Мистер Джонас ничего не ответил, зато посмотрел на Мерри как-то странно и сказал, что от этого его сердце не разобьется, можете быть уверены. После чего он стал поглядывать на Чарити еще благосклоннее и попросил ее, со свойственной ему любезностью, «придвинуться поближе».
– А вот еще в чем нельзя перестараться, папаша, – заметил Джонас после краткого молчания.
– В чем это? – спросил отец, заранее ухмыляясь.

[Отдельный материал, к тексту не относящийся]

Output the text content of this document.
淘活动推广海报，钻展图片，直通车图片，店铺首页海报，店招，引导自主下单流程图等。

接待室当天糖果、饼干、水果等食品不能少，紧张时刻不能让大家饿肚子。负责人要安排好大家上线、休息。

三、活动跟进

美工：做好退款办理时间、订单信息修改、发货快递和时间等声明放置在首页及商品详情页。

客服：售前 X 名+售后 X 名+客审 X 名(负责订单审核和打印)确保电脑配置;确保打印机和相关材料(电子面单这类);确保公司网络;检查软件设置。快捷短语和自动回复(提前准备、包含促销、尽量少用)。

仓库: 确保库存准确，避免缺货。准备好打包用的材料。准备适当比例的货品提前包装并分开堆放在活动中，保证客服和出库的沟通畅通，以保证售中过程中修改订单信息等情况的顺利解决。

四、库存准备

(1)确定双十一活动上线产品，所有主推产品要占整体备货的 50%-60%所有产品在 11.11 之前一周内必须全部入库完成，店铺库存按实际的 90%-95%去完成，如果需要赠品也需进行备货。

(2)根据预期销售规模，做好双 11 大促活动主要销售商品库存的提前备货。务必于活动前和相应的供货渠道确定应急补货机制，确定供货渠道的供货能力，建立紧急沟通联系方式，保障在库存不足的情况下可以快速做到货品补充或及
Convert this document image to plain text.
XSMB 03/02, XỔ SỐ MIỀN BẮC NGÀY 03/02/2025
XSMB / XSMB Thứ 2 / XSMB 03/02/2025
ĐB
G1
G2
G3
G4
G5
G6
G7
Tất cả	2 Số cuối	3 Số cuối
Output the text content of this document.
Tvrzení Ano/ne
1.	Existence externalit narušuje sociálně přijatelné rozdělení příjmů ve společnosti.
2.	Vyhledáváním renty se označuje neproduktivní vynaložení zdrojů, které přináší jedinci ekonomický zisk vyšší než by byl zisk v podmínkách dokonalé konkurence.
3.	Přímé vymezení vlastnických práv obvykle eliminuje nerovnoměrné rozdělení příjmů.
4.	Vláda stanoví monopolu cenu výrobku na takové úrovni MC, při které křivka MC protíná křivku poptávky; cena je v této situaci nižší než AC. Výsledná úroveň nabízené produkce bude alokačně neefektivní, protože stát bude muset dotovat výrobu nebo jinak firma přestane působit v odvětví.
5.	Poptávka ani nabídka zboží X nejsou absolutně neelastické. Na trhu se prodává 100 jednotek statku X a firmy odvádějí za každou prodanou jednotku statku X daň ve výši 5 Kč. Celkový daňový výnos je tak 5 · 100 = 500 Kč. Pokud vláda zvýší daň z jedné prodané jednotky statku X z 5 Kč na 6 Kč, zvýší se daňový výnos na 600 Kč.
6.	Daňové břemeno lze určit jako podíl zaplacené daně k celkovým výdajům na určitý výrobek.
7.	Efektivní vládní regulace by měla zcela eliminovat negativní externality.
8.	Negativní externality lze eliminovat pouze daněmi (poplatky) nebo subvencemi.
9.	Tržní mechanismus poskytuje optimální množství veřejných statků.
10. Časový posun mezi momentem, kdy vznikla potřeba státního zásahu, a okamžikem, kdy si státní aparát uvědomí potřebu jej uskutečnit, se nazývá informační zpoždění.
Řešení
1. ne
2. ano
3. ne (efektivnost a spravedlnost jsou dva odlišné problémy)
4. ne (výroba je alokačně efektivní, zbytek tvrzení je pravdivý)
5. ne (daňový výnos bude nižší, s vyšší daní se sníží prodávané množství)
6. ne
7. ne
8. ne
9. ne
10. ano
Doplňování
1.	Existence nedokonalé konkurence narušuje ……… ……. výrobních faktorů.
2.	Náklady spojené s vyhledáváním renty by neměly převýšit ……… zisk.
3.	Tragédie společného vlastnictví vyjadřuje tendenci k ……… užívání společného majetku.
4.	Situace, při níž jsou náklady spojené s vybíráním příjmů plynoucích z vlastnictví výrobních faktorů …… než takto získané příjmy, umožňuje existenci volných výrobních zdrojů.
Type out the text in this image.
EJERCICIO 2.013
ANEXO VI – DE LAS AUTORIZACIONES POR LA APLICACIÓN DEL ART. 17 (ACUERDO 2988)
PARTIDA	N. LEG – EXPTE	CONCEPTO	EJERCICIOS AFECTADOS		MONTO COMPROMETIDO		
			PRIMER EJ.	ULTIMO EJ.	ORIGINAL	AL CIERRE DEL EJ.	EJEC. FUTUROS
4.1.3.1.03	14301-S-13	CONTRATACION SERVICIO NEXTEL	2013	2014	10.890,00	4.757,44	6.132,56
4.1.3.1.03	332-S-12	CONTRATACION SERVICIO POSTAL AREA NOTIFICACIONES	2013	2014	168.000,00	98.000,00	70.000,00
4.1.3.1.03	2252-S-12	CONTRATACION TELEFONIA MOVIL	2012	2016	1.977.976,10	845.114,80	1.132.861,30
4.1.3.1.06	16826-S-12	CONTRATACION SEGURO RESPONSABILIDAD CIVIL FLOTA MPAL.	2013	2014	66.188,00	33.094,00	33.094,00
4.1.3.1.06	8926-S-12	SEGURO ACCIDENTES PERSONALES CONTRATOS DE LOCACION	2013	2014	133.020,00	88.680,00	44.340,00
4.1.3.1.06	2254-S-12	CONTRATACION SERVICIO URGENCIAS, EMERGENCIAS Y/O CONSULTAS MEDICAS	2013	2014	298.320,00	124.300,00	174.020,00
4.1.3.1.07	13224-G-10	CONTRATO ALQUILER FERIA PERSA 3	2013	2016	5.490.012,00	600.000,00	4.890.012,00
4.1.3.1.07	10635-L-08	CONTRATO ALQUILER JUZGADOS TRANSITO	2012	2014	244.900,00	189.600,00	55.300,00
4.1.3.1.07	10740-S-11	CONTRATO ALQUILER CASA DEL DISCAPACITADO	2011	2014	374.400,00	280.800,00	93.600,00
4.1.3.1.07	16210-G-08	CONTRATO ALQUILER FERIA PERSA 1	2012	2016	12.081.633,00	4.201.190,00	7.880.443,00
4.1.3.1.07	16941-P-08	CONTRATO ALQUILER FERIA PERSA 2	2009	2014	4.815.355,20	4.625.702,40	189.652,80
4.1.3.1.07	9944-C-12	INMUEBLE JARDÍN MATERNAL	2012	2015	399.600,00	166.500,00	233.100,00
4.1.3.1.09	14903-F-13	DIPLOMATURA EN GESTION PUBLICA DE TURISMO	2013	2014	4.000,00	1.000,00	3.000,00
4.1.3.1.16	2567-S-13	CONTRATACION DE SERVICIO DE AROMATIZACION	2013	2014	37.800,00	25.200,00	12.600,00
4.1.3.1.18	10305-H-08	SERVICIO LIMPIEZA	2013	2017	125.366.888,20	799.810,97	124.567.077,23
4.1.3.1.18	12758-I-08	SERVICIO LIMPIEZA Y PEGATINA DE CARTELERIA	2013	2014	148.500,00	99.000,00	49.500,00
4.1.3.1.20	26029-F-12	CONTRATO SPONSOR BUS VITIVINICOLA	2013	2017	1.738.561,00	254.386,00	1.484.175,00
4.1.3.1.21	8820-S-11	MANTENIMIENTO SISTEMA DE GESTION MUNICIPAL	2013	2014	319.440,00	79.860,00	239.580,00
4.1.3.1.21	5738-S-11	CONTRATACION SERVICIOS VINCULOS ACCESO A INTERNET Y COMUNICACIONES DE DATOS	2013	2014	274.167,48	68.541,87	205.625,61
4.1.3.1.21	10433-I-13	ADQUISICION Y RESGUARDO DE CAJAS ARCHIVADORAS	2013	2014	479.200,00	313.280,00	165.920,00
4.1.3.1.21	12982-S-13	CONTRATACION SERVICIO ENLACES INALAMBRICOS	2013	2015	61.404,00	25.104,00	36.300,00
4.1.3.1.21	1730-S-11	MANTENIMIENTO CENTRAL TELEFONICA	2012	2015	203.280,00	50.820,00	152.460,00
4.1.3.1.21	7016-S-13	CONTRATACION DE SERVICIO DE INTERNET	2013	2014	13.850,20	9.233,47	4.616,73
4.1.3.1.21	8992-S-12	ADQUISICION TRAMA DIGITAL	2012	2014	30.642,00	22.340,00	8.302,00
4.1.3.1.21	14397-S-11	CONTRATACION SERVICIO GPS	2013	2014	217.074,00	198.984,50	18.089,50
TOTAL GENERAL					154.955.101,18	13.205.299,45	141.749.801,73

– В делах, – ответил сын. – Вот вам правило для всяких сделок. «Жми других, чтобы тебя не прижали». Вот чем надо руководиться в делах. А все прочее – обман.
Восхищенный отец откликнулся на эту мысль так горячо и до того обрадовался, что положил немало трудов, пытаясь сообщить ее своему дряхлому конторщику, который потирал руки, кивал трясущейся головой, мигал слезящимися глазами и восклицал тоненьким голосом: «Отлично! Отлично! Ваш родной сын, мистер Чезлвит! Весь в вас!» – выражая свой восторг всеми доступными ему средствами. Но это ликование старика скрашивалось тем, что было обращено к единственному человеку, с которым его соединяли узы привычки и теперешняя беспомощность. И если бы здесь присутствовал участливый наблюдатель, он сумел бы найти следы так и не развившихся человеческих чувств в мутном осадке на дне ветхого сосуда, именуемого Чаффи.